Art, Myra and Steve were old friends, and had attended the same college. But when Steve and Myra married, Art disappeared. They heard nothing of him for three years, until one day there arrived in the trans-spatial mail a copy of Art's home-town paper, marked at an article lauding Wurtsboro's native son for his successful founding of a university at the booming Earth colony of New City, Jupiter.
The upshot of his message was that, after several more cables, Steve went out and bought a space-launch, fully equipped for travel to high and far off places like the Sun's fifth planet.

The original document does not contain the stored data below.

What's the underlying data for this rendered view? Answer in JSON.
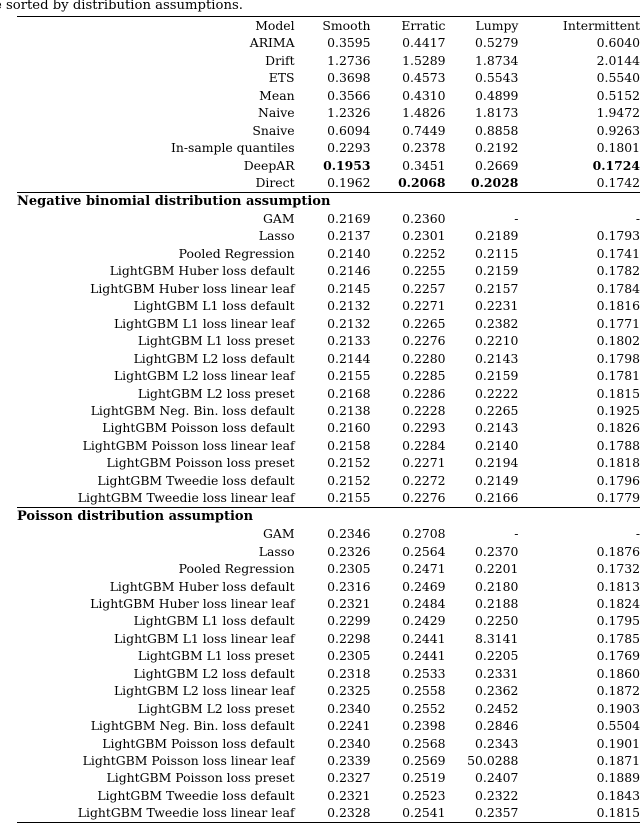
{
  "caption": {
    "text": "e sorted by distribution assumptions."
  },
  "table": {
    "columns": [
      {
        "key": "model",
        "label": "Model",
        "align": "right"
      },
      {
        "key": "smooth",
        "label": "Smooth",
        "align": "right"
      },
      {
        "key": "erratic",
        "label": "Erratic",
        "align": "right"
      },
      {
        "key": "lumpy",
        "label": "Lumpy",
        "align": "right"
      },
      {
        "key": "intermittent",
        "label": "Intermittent",
        "align": "right"
      }
    ],
    "sections": [
      {
        "heading": null,
        "rows": [
          {
            "model": "ARIMA",
            "smooth": "0.3595",
            "erratic": "0.4417",
            "lumpy": "0.5279",
            "intermittent": "0.6040",
            "bold": []
          },
          {
            "model": "Drift",
            "smooth": "1.2736",
            "erratic": "1.5289",
            "lumpy": "1.8734",
            "intermittent": "2.0144",
            "bold": []
          },
          {
            "model": "ETS",
            "smooth": "0.3698",
            "erratic": "0.4573",
            "lumpy": "0.5543",
            "intermittent": "0.5540",
            "bold": []
          },
          {
            "model": "Mean",
            "smooth": "0.3566",
            "erratic": "0.4310",
            "lumpy": "0.4899",
            "intermittent": "0.5152",
            "bold": []
          },
          {
            "model": "Naive",
            "smooth": "1.2326",
            "erratic": "1.4826",
            "lumpy": "1.8173",
            "intermittent": "1.9472",
            "bold": []
          },
          {
            "model": "Snaive",
            "smooth": "0.6094",
            "erratic": "0.7449",
            "lumpy": "0.8858",
            "intermittent": "0.9263",
            "bold": []
          },
          {
            "model": "In-sample quantiles",
            "smooth": "0.2293",
            "erratic": "0.2378",
            "lumpy": "0.2192",
            "intermittent": "0.1801",
            "bold": []
          },
          {
            "model": "DeepAR",
            "smooth": "0.1953",
            "erratic": "0.3451",
            "lumpy": "0.2669",
            "intermittent": "0.1724",
            "bold": [
              "smooth",
              "intermittent"
            ]
          },
          {
            "model": "Direct",
            "smooth": "0.1962",
            "erratic": "0.2068",
            "lumpy": "0.2028",
            "intermittent": "0.1742",
            "bold": [
              "erratic",
              "lumpy"
            ]
          }
        ]
      },
      {
        "heading": "Negative binomial distribution assumption",
        "rows": [
          {
            "model": "GAM",
            "smooth": "0.2169",
            "erratic": "0.2360",
            "lumpy": "-",
            "intermittent": "-",
            "bold": []
          },
          {
            "model": "Lasso",
            "smooth": "0.2137",
            "erratic": "0.2301",
            "lumpy": "0.2189",
            "intermittent": "0.1793",
            "bold": []
          },
          {
            "model": "Pooled Regression",
            "smooth": "0.2140",
            "erratic": "0.2252",
            "lumpy": "0.2115",
            "intermittent": "0.1741",
            "bold": []
          },
          {
            "model": "LightGBM Huber loss default",
            "smooth": "0.2146",
            "erratic": "0.2255",
            "lumpy": "0.2159",
            "intermittent": "0.1782",
            "bold": []
          },
          {
            "model": "LightGBM Huber loss linear leaf",
            "smooth": "0.2145",
            "erratic": "0.2257",
            "lumpy": "0.2157",
            "intermittent": "0.1784",
            "bold": []
          },
          {
            "model": "LightGBM L1 loss default",
            "smooth": "0.2132",
            "erratic": "0.2271",
            "lumpy": "0.2231",
            "intermittent": "0.1816",
            "bold": []
          },
          {
            "model": "LightGBM L1 loss linear leaf",
            "smooth": "0.2132",
            "erratic": "0.2265",
            "lumpy": "0.2382",
            "intermittent": "0.1771",
            "bold": []
          },
          {
            "model": "LightGBM L1 loss preset",
            "smooth": "0.2133",
            "erratic": "0.2276",
            "lumpy": "0.2210",
            "intermittent": "0.1802",
            "bold": []
          },
          {
            "model": "LightGBM L2 loss default",
            "smooth": "0.2144",
            "erratic": "0.2280",
            "lumpy": "0.2143",
            "intermittent": "0.1798",
            "bold": []
          },
          {
            "model": "LightGBM L2 loss linear leaf",
            "smooth": "0.2155",
            "erratic": "0.2285",
            "lumpy": "0.2159",
            "intermittent": "0.1781",
            "bold": []
          },
          {
            "model": "LightGBM L2 loss preset",
            "smooth": "0.2168",
            "erratic": "0.2286",
            "lumpy": "0.2222",
            "intermittent": "0.1815",
            "bold": []
          },
          {
            "model": "LightGBM Neg. Bin. loss default",
            "smooth": "0.2138",
            "erratic": "0.2228",
            "lumpy": "0.2265",
            "intermittent": "0.1925",
            "bold": []
          },
          {
            "model": "LightGBM Poisson loss default",
            "smooth": "0.2160",
            "erratic": "0.2293",
            "lumpy": "0.2143",
            "intermittent": "0.1826",
            "bold": []
          },
          {
            "model": "LightGBM Poisson loss linear leaf",
            "smooth": "0.2158",
            "erratic": "0.2284",
            "lumpy": "0.2140",
            "intermittent": "0.1788",
            "bold": []
          },
          {
            "model": "LightGBM Poisson loss preset",
            "smooth": "0.2152",
            "erratic": "0.2271",
            "lumpy": "0.2194",
            "intermittent": "0.1818",
            "bold": []
          },
          {
            "model": "LightGBM Tweedie loss default",
            "smooth": "0.2152",
            "erratic": "0.2272",
            "lumpy": "0.2149",
            "intermittent": "0.1796",
            "bold": []
          },
          {
            "model": "LightGBM Tweedie loss linear leaf",
            "smooth": "0.2155",
            "erratic": "0.2276",
            "lumpy": "0.2166",
            "intermittent": "0.1779",
            "bold": []
          }
        ]
      },
      {
        "heading": "Poisson distribution assumption",
        "rows": [
          {
            "model": "GAM",
            "smooth": "0.2346",
            "erratic": "0.2708",
            "lumpy": "-",
            "intermittent": "-",
            "bold": []
          },
          {
            "model": "Lasso",
            "smooth": "0.2326",
            "erratic": "0.2564",
            "lumpy": "0.2370",
            "intermittent": "0.1876",
            "bold": []
          },
          {
            "model": "Pooled Regression",
            "smooth": "0.2305",
            "erratic": "0.2471",
            "lumpy": "0.2201",
            "intermittent": "0.1732",
            "bold": []
          },
          {
            "model": "LightGBM Huber loss default",
            "smooth": "0.2316",
            "erratic": "0.2469",
            "lumpy": "0.2180",
            "intermittent": "0.1813",
            "bold": []
          },
          {
            "model": "LightGBM Huber loss linear leaf",
            "smooth": "0.2321",
            "erratic": "0.2484",
            "lumpy": "0.2188",
            "intermittent": "0.1824",
            "bold": []
          },
          {
            "model": "LightGBM L1 loss default",
            "smooth": "0.2299",
            "erratic": "0.2429",
            "lumpy": "0.2250",
            "intermittent": "0.1795",
            "bold": []
          },
          {
            "model": "LightGBM L1 loss linear leaf",
            "smooth": "0.2298",
            "erratic": "0.2441",
            "lumpy": "8.3141",
            "intermittent": "0.1785",
            "bold": []
          },
          {
            "model": "LightGBM L1 loss preset",
            "smooth": "0.2305",
            "erratic": "0.2441",
            "lumpy": "0.2205",
            "intermittent": "0.1769",
            "bold": []
          },
          {
            "model": "LightGBM L2 loss default",
            "smooth": "0.2318",
            "erratic": "0.2533",
            "lumpy": "0.2331",
            "intermittent": "0.1860",
            "bold": []
          },
          {
            "model": "LightGBM L2 loss linear leaf",
            "smooth": "0.2325",
            "erratic": "0.2558",
            "lumpy": "0.2362",
            "intermittent": "0.1872",
            "bold": []
          },
          {
            "model": "LightGBM L2 loss preset",
            "smooth": "0.2340",
            "erratic": "0.2552",
            "lumpy": "0.2452",
            "intermittent": "0.1903",
            "bold": []
          },
          {
            "model": "LightGBM Neg. Bin. loss default",
            "smooth": "0.2241",
            "erratic": "0.2398",
            "lumpy": "0.2846",
            "intermittent": "0.5504",
            "bold": []
          },
          {
            "model": "LightGBM Poisson loss default",
            "smooth": "0.2340",
            "erratic": "0.2568",
            "lumpy": "0.2343",
            "intermittent": "0.1901",
            "bold": []
          },
          {
            "model": "LightGBM Poisson loss linear leaf",
            "smooth": "0.2339",
            "erratic": "0.2569",
            "lumpy": "50.0288",
            "intermittent": "0.1871",
            "bold": []
          },
          {
            "model": "LightGBM Poisson loss preset",
            "smooth": "0.2327",
            "erratic": "0.2519",
            "lumpy": "0.2407",
            "intermittent": "0.1889",
            "bold": []
          },
          {
            "model": "LightGBM Tweedie loss default",
            "smooth": "0.2321",
            "erratic": "0.2523",
            "lumpy": "0.2322",
            "intermittent": "0.1843",
            "bold": []
          },
          {
            "model": "LightGBM Tweedie loss linear leaf",
            "smooth": "0.2328",
            "erratic": "0.2541",
            "lumpy": "0.2357",
            "intermittent": "0.1815",
            "bold": []
          }
        ]
      }
    ]
  }
}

The Horns hadn't expected an uneventful trip, having once taken a weekend excursion to the Moon. Myra had a vivid recollection of the things that had happened to them at that time: events including coping with a pyromaniac, an undecided suicide who leaped overboard in a space-suit, and a crackpot mutineer who had tried to enlist their aid in overcoming the captain and setting up an anarchist Utopia on Mars with the thirty-two passengers aboard.

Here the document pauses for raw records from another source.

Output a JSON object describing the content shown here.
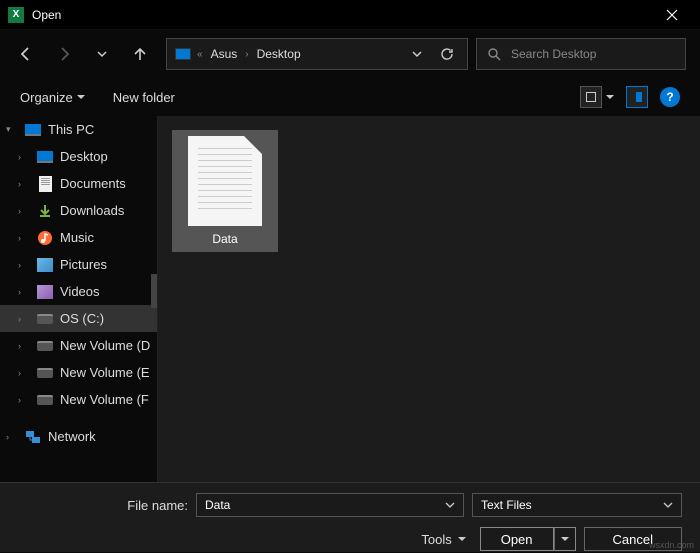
{
  "titlebar": {
    "title": "Open"
  },
  "navbar": {
    "path": [
      "Asus",
      "Desktop"
    ],
    "search_placeholder": "Search Desktop"
  },
  "toolbar": {
    "organize": "Organize",
    "new_folder": "New folder"
  },
  "sidebar": {
    "root": "This PC",
    "items": [
      {
        "label": "Desktop",
        "icon": "monitor"
      },
      {
        "label": "Documents",
        "icon": "doc"
      },
      {
        "label": "Downloads",
        "icon": "dl"
      },
      {
        "label": "Music",
        "icon": "music"
      },
      {
        "label": "Pictures",
        "icon": "pic"
      },
      {
        "label": "Videos",
        "icon": "vid"
      },
      {
        "label": "OS (C:)",
        "icon": "drive",
        "selected": true
      },
      {
        "label": "New Volume (D",
        "icon": "drive"
      },
      {
        "label": "New Volume (E",
        "icon": "drive"
      },
      {
        "label": "New Volume (F",
        "icon": "drive"
      }
    ],
    "network": "Network"
  },
  "content": {
    "files": [
      {
        "name": "Data"
      }
    ]
  },
  "bottom": {
    "file_name_label": "File name:",
    "file_name_value": "Data",
    "file_type": "Text Files",
    "tools": "Tools",
    "open": "Open",
    "cancel": "Cancel"
  },
  "watermark": "wsxdn.com"
}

But she had never expected to encounter a talking meteor.
"Shall we ignore it?" she asked her husband. "Or shall we be civil and chat a while?"
"I wash my hands of the matter," said Steve. "If you want to strike up an acquaintance with every impossibility that comes along, it's up to you."
The meteor was getting impatient. It began to bob up and down again, like a balloon caught in an air current. More letters appeared above it in space.
"HELLO?" it said. "EXTRA ENGLISH WHAT?"
"Okay, okay," soothed Myra. "Just a minute."